These results show that our ensemble approach to predict the structure of proteins associated with poly-Q diseases appears to be appropriate. Using multiple seeds it is possible to obtain an ensemble of structures that show reasonable diversity, but still retain the main features. We believe that this approach is quite promising because it can incorporate in future analysis the diverse structure of which appears to be an emerging observation from the limited experimental data on these proteins.

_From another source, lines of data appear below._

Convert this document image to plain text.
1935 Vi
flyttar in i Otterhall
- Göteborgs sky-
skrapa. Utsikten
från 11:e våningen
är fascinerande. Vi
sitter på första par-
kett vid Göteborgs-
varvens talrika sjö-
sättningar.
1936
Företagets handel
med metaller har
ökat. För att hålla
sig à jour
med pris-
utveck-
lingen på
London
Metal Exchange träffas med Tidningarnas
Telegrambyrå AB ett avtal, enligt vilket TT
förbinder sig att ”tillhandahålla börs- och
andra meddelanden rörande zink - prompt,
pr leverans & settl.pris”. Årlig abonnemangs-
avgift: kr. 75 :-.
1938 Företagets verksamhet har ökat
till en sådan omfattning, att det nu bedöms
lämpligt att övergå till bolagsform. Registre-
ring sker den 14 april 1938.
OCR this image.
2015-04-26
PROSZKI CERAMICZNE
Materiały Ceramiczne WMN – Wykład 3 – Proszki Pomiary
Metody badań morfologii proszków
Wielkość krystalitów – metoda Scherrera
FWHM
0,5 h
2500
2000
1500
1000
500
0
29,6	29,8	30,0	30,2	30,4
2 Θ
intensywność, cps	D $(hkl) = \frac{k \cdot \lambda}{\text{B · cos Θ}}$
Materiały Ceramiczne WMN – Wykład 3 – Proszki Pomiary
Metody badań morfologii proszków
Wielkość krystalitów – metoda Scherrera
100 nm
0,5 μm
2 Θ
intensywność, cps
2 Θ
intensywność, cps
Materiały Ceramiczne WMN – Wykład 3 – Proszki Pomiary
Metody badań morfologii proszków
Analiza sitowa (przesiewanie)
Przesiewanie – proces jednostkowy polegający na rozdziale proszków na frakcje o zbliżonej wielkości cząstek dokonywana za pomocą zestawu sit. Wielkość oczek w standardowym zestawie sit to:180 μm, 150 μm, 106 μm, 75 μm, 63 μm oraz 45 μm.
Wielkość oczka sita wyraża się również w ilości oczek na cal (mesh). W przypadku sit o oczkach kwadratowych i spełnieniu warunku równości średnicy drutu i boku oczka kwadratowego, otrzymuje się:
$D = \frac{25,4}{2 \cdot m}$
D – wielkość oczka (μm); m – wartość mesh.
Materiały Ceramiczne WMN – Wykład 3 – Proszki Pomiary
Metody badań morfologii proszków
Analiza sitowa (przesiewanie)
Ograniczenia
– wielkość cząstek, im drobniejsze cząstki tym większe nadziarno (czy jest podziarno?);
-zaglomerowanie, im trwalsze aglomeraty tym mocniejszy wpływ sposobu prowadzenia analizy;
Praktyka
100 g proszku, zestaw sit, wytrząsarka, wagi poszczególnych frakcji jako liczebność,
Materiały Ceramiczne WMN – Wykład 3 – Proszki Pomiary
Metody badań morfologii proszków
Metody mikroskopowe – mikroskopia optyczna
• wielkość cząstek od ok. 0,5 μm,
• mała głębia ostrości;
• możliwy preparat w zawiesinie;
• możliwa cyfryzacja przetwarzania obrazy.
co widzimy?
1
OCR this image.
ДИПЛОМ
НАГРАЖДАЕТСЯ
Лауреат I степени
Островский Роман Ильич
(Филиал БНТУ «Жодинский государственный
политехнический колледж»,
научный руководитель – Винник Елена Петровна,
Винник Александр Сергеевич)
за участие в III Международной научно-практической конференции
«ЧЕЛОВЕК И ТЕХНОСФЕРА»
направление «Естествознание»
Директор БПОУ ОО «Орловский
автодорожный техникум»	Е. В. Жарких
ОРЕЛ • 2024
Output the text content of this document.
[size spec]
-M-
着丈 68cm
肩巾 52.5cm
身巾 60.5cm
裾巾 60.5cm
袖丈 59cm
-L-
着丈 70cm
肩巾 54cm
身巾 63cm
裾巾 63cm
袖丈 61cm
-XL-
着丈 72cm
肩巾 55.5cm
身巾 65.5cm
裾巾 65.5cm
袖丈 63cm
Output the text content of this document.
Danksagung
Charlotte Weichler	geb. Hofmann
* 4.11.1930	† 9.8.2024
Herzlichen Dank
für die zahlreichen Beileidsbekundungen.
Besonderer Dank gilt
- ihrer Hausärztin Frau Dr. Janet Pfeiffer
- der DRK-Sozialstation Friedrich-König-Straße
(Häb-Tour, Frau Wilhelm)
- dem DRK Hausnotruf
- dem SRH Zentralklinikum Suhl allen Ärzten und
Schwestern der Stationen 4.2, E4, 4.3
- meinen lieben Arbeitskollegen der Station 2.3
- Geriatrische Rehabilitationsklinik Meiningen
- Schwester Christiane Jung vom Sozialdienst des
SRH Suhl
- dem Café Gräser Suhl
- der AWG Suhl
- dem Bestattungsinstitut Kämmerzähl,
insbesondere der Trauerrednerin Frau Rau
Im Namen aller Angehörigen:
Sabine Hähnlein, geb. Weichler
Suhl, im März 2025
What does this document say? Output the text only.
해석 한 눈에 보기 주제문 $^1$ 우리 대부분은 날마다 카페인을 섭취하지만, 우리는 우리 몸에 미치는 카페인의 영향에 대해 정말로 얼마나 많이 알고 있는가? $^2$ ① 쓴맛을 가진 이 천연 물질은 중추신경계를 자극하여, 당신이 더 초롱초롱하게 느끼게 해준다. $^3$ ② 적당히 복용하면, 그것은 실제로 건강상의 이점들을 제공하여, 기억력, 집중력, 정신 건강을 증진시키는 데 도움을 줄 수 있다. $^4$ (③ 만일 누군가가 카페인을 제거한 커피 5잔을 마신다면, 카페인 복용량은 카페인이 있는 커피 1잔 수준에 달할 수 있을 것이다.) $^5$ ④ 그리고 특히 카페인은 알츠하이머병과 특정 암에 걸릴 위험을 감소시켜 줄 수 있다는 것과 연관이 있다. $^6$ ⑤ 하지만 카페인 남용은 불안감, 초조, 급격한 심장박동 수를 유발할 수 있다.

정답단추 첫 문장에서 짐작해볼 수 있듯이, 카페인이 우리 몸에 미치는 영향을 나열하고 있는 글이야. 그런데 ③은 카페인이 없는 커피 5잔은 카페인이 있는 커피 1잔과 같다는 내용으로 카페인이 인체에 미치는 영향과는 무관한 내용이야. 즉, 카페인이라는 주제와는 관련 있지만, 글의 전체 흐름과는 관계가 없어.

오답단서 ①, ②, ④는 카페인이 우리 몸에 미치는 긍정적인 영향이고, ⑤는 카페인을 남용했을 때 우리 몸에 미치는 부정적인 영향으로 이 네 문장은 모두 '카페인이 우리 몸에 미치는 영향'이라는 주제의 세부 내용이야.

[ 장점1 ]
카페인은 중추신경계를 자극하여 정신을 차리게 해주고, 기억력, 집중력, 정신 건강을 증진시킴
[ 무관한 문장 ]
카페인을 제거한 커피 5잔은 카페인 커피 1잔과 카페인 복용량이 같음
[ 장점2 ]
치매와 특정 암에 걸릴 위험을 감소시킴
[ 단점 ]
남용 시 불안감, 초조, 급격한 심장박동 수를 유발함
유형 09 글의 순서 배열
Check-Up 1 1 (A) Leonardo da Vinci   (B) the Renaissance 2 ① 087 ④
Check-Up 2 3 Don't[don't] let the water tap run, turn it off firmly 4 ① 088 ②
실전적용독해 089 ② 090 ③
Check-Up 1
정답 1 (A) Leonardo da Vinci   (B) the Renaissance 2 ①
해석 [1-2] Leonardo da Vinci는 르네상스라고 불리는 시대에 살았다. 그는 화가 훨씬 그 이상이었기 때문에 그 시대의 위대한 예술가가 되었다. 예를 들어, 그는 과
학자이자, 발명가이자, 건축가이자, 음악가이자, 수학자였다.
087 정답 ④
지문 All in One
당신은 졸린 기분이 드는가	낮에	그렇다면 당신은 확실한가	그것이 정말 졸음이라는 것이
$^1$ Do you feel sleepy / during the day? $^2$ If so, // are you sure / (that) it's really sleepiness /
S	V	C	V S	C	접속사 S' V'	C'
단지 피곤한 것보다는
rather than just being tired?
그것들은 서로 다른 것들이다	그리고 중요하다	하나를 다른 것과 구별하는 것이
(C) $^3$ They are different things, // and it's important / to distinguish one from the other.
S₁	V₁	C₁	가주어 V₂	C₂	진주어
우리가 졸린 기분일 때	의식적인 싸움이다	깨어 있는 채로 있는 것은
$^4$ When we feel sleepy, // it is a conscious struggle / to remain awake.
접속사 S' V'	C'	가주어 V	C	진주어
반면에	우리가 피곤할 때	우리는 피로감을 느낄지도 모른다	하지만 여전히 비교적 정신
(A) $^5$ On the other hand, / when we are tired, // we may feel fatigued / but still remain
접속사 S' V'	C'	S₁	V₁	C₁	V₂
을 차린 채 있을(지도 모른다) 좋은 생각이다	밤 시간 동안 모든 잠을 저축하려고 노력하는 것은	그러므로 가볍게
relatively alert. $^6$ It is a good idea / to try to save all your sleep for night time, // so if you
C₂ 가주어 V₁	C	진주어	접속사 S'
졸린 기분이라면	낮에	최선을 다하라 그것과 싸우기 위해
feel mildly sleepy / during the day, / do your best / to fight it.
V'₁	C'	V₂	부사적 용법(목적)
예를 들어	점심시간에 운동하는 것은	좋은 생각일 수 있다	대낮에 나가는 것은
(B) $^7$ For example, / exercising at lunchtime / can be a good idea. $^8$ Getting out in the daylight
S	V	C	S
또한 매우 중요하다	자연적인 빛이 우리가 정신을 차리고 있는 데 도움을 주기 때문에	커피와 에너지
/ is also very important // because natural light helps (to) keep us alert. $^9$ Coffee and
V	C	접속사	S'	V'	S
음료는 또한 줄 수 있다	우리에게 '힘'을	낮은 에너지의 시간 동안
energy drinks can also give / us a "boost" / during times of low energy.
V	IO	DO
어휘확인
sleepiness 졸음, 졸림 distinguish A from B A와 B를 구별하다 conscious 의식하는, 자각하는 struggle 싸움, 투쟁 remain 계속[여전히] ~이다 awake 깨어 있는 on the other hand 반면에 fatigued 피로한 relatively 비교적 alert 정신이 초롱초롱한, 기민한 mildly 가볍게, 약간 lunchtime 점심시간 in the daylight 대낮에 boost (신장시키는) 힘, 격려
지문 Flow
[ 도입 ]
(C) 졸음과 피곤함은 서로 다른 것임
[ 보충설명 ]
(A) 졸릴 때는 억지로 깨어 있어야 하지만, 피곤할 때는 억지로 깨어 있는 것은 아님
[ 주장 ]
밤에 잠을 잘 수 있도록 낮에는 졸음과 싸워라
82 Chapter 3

Validity evaluation of I-TASSER and Rosetta

As depicted in Figure 2(a) not all of the 21 PDB structures have been resolved in the poly-Q region, which is our main interest. For instance, the longest well resolved poly-Q region is the B chain of the 3IOW [PDB: 3IOW] structure in which all the 17 Qs structures are resolved, whereas for the A chain of the 3IOT [PDB: 3IOT] structure only one Q has been resolved. Also, there are numerous gaps in several structures as some of the residues are not resolved. Taking this into account and in order to make an accurate comparison with the experimental ones in the region of interest, only PDB structures in which at least 9 (more than half the total number) of consecutive Qs in the poly-Q region show well resolved structures were used for the evaluation of the results produced with I-TASSER and Rosetta. There are ten PDB structures that meet this criteria: the B chain of 3IO4 [PDB: 3IO4] (3io4_b), the C chain of 3IO4 [PDB: 3IO4] (3io4_c), the B chain of 3IO6 [PDB: 3IO6] (3io6_b), the C chain of 3IO6 [PDB: 3IO6] (3io6_c), the C chain of 3IOR [PDB: 3IOR] (3ior_c), the B chain of 3IOT [PDB: 3IOT] (3iot_b), the C chain of 3IOU [PDB: 3IOU] (3iou_c), the B chain of 3IOV [PDB: 3IOV] (3iov_b), the C chain of 3IOV [PDB: 3IOV] (3iov_c), and the B chain of 3IOW [PDB: 3IOW] (3iow_b). The number of consecutive Qs in each structure is shown in Table 8.

Table 8 Numbers of Qs in the PDB structures.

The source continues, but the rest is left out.